Belo Monte on the Xingu River is among more than 60 dam constructions approved by the Brazilian government to increase energy production, despite more than two decades of protests and battles about its sustainability and legality.

The Kayapo and other indigenous and environmental groups oppose the dam project due to its negative environmental impacts on their lands and traditional ways of life. Their films record what officials say and do, thus holding the government accountable.

Transcript

Kiabeiti Metuktire: I always say video is our bow. It is our weapon.

With a film, it shows everything that has happened.

Onscreen Text: Filmmaker Kiabieti Metuktire is a member of the Kayapo community.

The Kayapo are an indigenous group who throughout the Xingu National Park in Brazil’s central Amazon region.

Kiabeiti Metuktire: My way of thinking is I want to make videos in our villages, for us to register our lives, then send it to others outside to watch.

We don’t want strangers arriving here, filming us, and never giving us the images. We produce our own images, not strangers.

The technology of the whites is now ours to use and arm ourselves.

Technology as a weapon

Kiabeiti Metuktire: When I started working, I would make a film about a dance, a party, a meeting, an event. When I get back to the village and transferred it directly to the video, everybody want to see it. The loved the film.

Onscreen Text: Eventually Kiabieti and other Kayapo would film political demonstrations to show indigenous engagement response to government policies or inaction.
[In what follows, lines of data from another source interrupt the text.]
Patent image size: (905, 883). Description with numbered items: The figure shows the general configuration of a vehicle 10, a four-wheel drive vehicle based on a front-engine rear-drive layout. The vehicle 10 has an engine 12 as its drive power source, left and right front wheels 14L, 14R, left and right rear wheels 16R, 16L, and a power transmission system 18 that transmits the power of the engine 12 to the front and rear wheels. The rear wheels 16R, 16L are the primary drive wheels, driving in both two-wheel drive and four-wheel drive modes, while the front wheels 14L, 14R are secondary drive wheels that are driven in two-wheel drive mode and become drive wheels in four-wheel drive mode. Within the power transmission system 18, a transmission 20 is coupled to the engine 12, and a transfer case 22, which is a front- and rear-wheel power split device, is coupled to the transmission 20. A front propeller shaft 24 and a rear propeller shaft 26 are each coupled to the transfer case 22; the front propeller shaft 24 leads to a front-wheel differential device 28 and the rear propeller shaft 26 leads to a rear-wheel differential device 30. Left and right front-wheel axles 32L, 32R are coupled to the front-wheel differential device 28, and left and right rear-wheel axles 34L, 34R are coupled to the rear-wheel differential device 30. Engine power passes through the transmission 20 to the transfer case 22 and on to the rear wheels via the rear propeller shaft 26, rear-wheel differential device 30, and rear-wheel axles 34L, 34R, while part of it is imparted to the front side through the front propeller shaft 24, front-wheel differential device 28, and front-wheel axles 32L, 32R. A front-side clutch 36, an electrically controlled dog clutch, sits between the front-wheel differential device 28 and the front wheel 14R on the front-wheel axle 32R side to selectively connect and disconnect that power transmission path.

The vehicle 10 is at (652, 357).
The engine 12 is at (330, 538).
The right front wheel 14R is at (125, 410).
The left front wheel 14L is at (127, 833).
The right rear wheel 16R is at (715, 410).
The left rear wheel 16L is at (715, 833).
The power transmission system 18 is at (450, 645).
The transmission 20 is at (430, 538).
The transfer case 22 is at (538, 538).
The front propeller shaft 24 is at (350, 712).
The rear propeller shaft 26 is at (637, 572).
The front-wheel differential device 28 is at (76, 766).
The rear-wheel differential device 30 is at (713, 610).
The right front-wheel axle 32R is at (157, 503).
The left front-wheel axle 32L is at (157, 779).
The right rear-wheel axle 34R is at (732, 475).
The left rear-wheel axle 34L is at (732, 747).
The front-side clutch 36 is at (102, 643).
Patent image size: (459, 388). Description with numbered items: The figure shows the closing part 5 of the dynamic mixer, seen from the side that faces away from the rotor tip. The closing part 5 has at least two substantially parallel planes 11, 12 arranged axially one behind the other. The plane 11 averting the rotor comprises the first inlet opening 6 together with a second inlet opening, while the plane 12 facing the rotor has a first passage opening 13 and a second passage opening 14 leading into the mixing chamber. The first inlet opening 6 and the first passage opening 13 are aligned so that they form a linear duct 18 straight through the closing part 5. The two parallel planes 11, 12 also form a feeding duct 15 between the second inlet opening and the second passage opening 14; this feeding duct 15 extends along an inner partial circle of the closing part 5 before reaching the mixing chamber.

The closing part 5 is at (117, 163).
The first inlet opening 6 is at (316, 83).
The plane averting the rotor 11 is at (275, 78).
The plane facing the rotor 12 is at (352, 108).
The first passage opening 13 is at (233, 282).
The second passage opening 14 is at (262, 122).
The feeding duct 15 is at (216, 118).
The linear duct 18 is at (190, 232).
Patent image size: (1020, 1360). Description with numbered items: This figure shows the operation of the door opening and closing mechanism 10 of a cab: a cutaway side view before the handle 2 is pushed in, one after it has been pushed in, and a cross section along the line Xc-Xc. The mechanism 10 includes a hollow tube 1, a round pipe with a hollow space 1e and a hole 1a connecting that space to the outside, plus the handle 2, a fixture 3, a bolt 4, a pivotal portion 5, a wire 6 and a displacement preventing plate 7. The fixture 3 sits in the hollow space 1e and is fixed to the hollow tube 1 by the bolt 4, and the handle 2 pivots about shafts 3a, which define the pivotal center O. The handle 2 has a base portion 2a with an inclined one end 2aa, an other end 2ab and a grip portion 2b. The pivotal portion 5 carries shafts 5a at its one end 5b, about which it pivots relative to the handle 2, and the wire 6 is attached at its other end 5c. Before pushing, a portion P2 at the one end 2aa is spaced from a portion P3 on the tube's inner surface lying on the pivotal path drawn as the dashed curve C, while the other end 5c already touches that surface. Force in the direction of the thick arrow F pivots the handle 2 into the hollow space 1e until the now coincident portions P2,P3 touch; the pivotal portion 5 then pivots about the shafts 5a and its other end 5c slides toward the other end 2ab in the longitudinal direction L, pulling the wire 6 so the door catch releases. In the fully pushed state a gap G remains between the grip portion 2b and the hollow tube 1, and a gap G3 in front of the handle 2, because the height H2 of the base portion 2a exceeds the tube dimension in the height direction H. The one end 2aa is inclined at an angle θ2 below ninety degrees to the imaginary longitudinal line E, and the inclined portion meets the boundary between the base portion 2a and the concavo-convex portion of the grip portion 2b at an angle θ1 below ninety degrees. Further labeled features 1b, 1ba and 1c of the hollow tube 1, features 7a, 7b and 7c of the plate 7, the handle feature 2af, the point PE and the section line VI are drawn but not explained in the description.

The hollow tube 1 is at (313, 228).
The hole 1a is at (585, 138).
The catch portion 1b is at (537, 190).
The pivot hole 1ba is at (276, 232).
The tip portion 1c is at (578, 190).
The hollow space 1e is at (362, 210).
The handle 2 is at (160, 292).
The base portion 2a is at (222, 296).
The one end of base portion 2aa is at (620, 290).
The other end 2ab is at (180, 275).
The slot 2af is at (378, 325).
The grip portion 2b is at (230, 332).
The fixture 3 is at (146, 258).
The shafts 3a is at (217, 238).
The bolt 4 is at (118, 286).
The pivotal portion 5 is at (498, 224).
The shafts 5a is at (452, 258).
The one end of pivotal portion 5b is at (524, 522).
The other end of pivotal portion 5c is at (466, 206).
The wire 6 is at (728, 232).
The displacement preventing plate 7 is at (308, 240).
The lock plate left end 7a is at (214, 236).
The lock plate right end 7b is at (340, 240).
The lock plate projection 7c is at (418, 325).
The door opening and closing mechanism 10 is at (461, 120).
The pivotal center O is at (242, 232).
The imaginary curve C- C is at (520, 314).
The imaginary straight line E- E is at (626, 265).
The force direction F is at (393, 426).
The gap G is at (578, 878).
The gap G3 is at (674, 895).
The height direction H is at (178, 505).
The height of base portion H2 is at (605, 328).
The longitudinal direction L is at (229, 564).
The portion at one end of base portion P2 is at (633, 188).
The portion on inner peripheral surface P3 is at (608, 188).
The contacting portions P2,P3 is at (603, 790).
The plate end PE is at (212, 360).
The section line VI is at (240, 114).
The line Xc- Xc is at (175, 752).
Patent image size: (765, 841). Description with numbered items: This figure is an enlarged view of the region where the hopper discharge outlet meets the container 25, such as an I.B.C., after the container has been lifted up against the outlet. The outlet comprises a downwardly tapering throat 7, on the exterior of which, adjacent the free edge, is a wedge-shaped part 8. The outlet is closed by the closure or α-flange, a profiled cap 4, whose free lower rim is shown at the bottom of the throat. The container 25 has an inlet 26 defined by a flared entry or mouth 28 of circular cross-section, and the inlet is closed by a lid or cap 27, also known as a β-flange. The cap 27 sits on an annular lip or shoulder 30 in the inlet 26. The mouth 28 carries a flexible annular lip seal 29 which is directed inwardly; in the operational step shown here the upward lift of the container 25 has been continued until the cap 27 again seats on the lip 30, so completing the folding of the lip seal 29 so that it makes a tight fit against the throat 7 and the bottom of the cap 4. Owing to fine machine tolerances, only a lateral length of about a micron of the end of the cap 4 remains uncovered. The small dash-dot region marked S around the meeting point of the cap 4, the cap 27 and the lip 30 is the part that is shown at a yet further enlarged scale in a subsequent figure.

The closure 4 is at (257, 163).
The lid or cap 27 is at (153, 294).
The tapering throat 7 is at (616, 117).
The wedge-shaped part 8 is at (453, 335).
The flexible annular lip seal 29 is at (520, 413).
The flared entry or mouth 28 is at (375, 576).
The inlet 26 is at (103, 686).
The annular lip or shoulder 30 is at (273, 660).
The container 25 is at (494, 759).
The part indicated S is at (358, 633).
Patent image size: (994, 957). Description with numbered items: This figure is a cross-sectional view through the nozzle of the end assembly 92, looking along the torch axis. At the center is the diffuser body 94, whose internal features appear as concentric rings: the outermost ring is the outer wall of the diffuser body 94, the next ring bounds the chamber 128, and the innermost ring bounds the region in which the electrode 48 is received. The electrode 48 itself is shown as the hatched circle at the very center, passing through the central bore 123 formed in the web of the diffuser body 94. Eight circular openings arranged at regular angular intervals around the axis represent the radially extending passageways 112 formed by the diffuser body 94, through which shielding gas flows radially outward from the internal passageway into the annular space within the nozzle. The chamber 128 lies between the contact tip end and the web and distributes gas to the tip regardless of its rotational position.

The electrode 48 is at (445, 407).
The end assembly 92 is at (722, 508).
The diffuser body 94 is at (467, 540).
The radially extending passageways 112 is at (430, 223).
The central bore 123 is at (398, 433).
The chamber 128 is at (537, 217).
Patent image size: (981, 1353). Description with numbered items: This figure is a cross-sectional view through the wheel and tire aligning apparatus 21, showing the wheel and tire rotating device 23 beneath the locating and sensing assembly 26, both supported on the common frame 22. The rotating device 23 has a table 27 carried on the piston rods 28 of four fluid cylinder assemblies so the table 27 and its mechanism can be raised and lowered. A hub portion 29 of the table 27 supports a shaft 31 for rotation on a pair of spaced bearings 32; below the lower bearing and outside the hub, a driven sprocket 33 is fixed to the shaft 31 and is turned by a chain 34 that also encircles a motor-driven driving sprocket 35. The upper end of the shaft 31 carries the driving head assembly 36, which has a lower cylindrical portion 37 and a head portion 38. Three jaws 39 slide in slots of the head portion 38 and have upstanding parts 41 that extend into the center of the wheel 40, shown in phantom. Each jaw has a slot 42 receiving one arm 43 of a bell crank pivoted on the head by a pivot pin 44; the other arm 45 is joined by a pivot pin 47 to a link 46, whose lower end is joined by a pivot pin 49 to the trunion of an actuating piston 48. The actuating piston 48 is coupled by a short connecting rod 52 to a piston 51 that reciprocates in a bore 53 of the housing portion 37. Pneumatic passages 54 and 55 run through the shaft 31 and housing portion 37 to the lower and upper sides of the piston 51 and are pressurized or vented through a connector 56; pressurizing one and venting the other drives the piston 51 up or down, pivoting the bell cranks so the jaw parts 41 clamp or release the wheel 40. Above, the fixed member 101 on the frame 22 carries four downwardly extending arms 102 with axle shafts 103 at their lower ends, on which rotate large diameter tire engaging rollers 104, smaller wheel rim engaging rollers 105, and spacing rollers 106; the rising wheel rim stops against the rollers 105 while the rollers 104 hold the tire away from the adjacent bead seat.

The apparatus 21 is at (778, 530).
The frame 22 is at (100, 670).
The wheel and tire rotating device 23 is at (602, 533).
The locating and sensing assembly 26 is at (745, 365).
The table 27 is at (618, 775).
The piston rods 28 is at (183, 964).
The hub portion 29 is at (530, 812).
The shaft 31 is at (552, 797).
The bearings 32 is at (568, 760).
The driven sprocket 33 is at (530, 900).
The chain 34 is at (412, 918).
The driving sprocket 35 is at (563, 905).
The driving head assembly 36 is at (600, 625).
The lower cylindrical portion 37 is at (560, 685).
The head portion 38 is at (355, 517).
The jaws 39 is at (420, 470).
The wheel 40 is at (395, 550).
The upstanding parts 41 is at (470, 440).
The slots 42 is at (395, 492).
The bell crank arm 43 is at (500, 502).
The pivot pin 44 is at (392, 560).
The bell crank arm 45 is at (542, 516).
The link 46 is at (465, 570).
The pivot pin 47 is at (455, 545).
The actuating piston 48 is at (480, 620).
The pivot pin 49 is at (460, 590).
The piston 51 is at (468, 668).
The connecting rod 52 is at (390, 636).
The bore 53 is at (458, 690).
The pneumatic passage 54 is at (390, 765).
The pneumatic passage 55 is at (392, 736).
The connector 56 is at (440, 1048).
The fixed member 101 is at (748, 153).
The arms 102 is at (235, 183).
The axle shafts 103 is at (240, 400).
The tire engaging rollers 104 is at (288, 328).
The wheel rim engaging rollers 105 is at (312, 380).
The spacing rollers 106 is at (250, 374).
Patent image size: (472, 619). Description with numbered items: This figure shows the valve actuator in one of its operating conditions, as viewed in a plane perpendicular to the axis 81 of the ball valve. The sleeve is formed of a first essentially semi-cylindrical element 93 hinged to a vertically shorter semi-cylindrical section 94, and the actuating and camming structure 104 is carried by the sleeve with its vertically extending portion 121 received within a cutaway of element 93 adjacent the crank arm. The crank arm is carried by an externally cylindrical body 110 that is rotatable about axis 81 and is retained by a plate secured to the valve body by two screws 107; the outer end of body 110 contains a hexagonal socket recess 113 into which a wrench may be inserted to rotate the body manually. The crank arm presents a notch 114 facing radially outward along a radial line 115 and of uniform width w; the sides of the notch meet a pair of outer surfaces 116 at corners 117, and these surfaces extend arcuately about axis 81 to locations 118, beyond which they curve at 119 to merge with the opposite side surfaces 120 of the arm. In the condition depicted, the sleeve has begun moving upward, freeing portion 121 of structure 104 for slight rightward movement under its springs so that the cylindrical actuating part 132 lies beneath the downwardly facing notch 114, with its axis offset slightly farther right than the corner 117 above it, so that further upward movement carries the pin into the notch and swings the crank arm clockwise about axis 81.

Kiabeiti Metuktire: The first film I made was about Belo Monte.

Onscreen Text: Belo Monte on the Xingu River is among 60+ dam constructions approved by the Brazilian government to increase energy production, despite more than two decades of protests and battles about its sustainability and legality.

The Kayapo and other indigenous and environmental groups oppose the dam project due to its negative environmental impacts on their lands and traditional ways of life.

These films record what officials say and do, thus holding the government accountable.

Kiabeiti MetuktireKiabeiti Metuktire: Now, we are going to make better videos because now, when we enter the forest, accompanying officials who survey our lands, we hear about ranchers that are invading our lands, [and] we say “let’s go there and film.” We also register [the GPS] location.

Kiabeiti Metuktire: The film goes to the president of the republic and to the ministry of the environment for them to see that something is really happening there. Because how many times has a report been sent and they’ve not responded.

Kiabeiti Metuktire: When it’s written in pen, sometimes it’s worth something, sometimes it’s nothing but a lie.

The camera and GPS technology document where something takes place, and this knowledge now [further] arms us.